KO Distilling in Manassas recently celebrated their sixth anniversary this September, and with that milestone comes a hopeful expansion outside of the DMV area.
The craft distillery opened in September of 2015 with whiskey and gin.
“We then started putting up barrels of wheat whiskey, rye whiskey, and bourbon,” says co-founder Bill Karlson. “After those spirits were in the barrels for one to two years, we started harvesting and bottling the whiskeys. Today we’re selling whiskeys that are three to four years old, so we went from clear spirits and young whiskeys in the beginning to now more mature whiskeys.”
“It’s one of the few things in life that actually increases in quality and value as it ages,” he adds.
The Bare Knuckle Straight Bourbon Whiskey, KO Distiller’s Reserve Bottled-in-Bond Bourbon, and the Battle Standard 142 Navy Strength Gin are among the distillery’s top sellers. However, the company has grown to have many crowd favorites.
“Our brand is definitely growing,” Karlson says. “And we’ve even had some national accolades.” For example, over the last several years, the distillery has won double gold medals in more than one competition.
“What this means is that instead of a majority vote, every single judge says that you deserve a gold medal for your spirits,” Karlson says. “It’s like a slam-dunk gold medal.”
How KO Came to Be
Co-founders Bill Karlson and John O’Mara met during their time at the United States Merchant Marine Academy in Kings Point, N.Y., where they each served as Naval Reserve officers following their graduation. They also shared similar careers paths working in the maritime industry, and later as government contractors.
Karlson had retired in 2009 and was looking to launch a new career venture at the time.
“I had contacted John, who had also recently retired, and we sort of struck up a conversation and did some research before ultimately forming our company in May of 2013,” he says.
Karlson and O’Mara settled on the name KO Distilling as a shortened version of their last names. As a play on the abbreviation of KO for “knock-out,” KO uses “Bare Knuckle” as its brand name for its whiskeys.
Looking Ahead
Looking to the future, KO is hoping to expand and pivot toward gaining more out-of-state sales.
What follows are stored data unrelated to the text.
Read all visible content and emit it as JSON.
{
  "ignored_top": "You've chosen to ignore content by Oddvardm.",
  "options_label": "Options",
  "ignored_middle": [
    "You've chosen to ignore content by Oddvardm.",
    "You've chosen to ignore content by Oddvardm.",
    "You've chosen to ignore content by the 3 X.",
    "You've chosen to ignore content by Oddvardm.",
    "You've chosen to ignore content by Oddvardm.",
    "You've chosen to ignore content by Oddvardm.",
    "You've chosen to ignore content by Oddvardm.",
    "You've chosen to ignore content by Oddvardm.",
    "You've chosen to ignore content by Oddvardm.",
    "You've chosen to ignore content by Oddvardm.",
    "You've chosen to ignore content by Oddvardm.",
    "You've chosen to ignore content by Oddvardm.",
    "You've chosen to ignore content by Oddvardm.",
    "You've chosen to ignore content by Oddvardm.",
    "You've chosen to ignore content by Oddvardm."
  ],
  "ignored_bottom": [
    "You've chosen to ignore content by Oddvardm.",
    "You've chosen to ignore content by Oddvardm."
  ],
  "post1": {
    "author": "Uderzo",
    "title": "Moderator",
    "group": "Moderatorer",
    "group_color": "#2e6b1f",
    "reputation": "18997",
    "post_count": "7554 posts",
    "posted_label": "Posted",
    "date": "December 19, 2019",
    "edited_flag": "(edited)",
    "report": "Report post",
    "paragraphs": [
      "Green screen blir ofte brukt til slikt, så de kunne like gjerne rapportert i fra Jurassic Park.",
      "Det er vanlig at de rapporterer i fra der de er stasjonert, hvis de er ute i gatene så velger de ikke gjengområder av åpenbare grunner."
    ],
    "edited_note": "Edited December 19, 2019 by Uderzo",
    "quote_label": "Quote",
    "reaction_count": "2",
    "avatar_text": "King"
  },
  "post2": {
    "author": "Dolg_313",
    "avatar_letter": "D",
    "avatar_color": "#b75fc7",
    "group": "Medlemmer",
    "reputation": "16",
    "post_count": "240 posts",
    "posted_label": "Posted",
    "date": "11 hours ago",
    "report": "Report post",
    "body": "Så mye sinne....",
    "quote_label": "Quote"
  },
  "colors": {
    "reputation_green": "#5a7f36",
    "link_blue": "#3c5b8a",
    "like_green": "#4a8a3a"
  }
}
KO introduced a new six-year-old Bare Knuckle High Rye Bourbon in September, and that release is going to help the distillery with their expansion outside of the DMV area.
This bourbon was sourced from a large distillery in Indiana in 2015. KO has been aging this high-rye bourbon in custom barrels purchased from Lousiville-based Kelvin Cooperage for six years in its Manassas warehouse.
“Success would be for us to be able to distribute and sell our products in national markets all over the country, as well as internationally,” Karlson says.
In the summer of 2022, the distillery is hoping to convert all of its aged whiskeys to bottled-in-bond spirits. In order to bear this label designation, a whiskey must be produced by a single distillery in a single distilling season, aged 4 years in charred new American oak barrels and bottled at 100 proof.
“When consumers see that, they know the whiskey is authentic and of high quality,” says Karlson. “It also puts us in the premiumization market. So looking ahead, we’re hoping to have more ultra-premium spirits starting in the summer of 2022.”
‘Grain to Glass’ Distillery
KO Distilling also takes pride in being a “grain to glass” distillery.
Similar to the ‘farm to table’ movement in the restaurant industry, this means KO sources all of their grains for their products from a local farm on the Northern Neck Peninsula. The distillery goes through about 300 tons of Virginia grain a year.
“Specifically, we use corn, wheat, and rye from Bays Best Feed Farm in Heathsville, which is 90 miles from KO,” Karlson says. “Our malted barley is also sourced from Bays Best…When we’re done distilling the grain, we give it to a local cattle farmer who then uses it as a supplement for his cows. So it kind of goes full circle from farm to farm.”
A Place to Spend Time
Another goal for the future of KO is to continue being a landing spot for people to come out and enjoy whiskey and gin.
“Not only are we a manufacturer, but we are a travel tourism destination,” says Karlson. “We feel that’s important because unlike Jim Beam or Makers Mark, consumers can literally experience what this is all about. They can go on a tour and learn how we make it and talk with the people who are making it.”
“Customers are very much about the experience,” Karlson adds. “That was always part of our plan.”
When you walk into KO Distilling from the parking lot, it looks like a typical warehouse, but once you open those front doors, the interior is both cozy and inviting. In addition to the traditional bar area, there’s a copper ceiling, oak accents, and a large fireplace surrounded by leather couches.
Look to your left and you’ll find the great room used to host events. From weddings and rehearsal dinners to casino nights, the distillery has provided a special venue for many.
“When coming up with the design, we really just geared it towards being a place people to be able to relax and enjoy being here,” Karlson says.
KO Distilling products can now be found at ABC stores throughout the commonwealth, as well as Washington D.C., Maryland, and parts of Delaware.
“We look forward to the next few years and being able to expand and build our brand as our products continue to age,” Karlson says.